Now where is it that we have the greatest density of social networks?  It would have to be a social situation where you had the most time possible for the disciple of Jesus Christ to disciple someone.  It would have to be the social situation where the discipler is as highly motivated to persevere in the laborious, often dull, exhausting work of making a disciple of Jesus Christ.  And it would have to be the social situation where the person to be discipled is at the most impressionable time in his life.

Now let me see . . . where in the world could we ever find a social situation that meets all these criteria?  In the Christian family!  It’s no surprise, then, that God’s primary means of fulfilling the Great Commission has always been through the covenant He establishes with families.  If you don’t believe me, then go back and read the whole Old Testament.

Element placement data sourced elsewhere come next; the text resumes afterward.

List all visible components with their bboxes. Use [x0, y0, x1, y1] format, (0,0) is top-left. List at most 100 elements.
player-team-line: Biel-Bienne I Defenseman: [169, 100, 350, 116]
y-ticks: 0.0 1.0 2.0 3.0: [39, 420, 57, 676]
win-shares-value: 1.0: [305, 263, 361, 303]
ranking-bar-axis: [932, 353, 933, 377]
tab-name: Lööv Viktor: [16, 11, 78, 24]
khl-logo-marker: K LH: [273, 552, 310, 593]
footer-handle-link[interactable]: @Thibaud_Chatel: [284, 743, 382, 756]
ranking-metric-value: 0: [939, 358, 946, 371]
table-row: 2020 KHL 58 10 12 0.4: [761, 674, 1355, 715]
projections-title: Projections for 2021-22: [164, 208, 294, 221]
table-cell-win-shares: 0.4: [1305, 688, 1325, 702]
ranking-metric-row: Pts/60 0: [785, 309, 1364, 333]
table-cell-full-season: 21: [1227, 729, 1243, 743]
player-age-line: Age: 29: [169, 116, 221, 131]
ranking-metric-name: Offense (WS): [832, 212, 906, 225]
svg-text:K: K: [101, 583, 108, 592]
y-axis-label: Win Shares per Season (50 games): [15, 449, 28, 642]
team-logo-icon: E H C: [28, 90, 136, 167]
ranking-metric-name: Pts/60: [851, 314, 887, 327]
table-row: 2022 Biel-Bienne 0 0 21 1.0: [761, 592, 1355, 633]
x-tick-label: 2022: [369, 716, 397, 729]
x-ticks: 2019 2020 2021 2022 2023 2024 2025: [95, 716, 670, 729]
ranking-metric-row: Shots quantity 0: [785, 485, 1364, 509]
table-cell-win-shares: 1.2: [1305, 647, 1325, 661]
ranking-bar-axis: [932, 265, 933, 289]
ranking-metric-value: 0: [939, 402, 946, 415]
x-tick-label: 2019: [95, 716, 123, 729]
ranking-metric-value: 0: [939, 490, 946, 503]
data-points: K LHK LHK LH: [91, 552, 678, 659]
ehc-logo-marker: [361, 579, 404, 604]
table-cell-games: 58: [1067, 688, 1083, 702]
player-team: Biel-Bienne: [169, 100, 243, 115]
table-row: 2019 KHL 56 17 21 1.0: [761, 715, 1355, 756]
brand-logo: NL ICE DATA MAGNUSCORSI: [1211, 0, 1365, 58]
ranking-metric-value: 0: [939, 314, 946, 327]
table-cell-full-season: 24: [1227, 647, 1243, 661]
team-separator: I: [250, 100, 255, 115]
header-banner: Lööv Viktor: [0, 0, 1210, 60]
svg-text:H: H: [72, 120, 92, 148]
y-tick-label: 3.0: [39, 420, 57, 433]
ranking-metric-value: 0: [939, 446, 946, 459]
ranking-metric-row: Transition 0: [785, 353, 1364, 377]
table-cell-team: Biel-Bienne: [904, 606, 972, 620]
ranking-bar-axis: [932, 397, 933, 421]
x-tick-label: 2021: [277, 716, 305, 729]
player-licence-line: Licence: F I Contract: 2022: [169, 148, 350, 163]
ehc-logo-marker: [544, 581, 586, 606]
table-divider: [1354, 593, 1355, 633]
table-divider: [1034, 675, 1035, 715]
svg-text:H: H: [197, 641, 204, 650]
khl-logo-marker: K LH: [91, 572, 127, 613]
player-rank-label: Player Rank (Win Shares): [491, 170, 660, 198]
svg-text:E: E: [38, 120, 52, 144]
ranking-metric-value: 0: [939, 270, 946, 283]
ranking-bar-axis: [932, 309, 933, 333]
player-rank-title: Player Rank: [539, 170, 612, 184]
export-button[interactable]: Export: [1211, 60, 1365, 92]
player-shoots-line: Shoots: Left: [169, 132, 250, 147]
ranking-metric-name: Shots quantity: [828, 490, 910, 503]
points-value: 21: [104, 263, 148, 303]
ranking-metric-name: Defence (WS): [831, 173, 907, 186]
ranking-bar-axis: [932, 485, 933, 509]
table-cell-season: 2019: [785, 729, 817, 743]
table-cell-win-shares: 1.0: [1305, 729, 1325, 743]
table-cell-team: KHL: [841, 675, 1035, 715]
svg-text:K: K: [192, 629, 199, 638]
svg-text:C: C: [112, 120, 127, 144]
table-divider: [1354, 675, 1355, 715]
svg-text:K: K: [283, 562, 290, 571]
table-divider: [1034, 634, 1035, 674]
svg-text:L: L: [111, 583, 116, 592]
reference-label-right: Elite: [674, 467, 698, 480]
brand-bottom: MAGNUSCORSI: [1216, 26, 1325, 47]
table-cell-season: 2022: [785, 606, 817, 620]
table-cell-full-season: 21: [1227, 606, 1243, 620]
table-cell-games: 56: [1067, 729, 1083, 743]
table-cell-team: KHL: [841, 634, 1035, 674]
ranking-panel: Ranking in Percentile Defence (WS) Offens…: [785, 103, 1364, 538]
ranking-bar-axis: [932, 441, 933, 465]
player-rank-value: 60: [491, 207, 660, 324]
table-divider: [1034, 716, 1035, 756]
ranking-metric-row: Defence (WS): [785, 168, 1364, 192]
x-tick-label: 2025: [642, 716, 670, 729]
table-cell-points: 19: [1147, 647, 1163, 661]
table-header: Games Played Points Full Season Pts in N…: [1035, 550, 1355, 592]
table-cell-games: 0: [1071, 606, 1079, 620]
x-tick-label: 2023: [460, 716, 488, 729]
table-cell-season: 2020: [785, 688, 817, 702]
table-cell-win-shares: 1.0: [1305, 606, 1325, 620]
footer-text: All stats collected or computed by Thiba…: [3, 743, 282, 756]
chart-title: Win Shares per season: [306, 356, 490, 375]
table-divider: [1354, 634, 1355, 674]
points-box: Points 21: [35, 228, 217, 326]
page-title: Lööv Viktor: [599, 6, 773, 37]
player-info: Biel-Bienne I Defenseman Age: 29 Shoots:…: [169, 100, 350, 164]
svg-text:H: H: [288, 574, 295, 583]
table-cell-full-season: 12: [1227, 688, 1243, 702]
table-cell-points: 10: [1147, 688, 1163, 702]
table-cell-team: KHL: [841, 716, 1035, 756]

I’m working even now on an idea for a book based on this concept, which I call The Great Commission Family.  If you want to find a way to enter fully into the glory of the New Covenant; if you want to be an active part of the Great Commission: then I submit that you should look no further than doing everything you can to have children and disciple them.  If your circumstances do not permit this for whatever reason, then find any of the multiple ways you can assist and support Christian families in this sacred, most-important task of discipleship.  There are many Christian families failing at this task, and they need your help.

But lest we’re tempted to think it’s all about the family, Jesus puts the task of discipleship squarely in the context of the Church.  It is the Church as a whole to whom Christ promised His presence and Spirit.  The task of discipleship is given to the entire Church, and only a church has all of the gifts and talents necessary to equip us for this work.

Hillary Clinton was wrong.  It doesn’t take a village: it takes the Church.

Resolution:  I resolve to meditate further on the meaning of the Great Commission and take some time today to see if I have been considering it the wrong way.

Prayer:  Oh my lord, I know that you are always with me.  Help me to obey your commandments, and lead me to share my faith with others, so that they may know you and love you.  Amen. 

Points for Meditation: 

1.  What opportunities do you have every day to share Jesus Christ with people?  This sharing of Christ may take many forms.

2.  If you spend time with children, meditate on how your interaction with them may more profitably be seen as a means of fulfilling the Great Commission.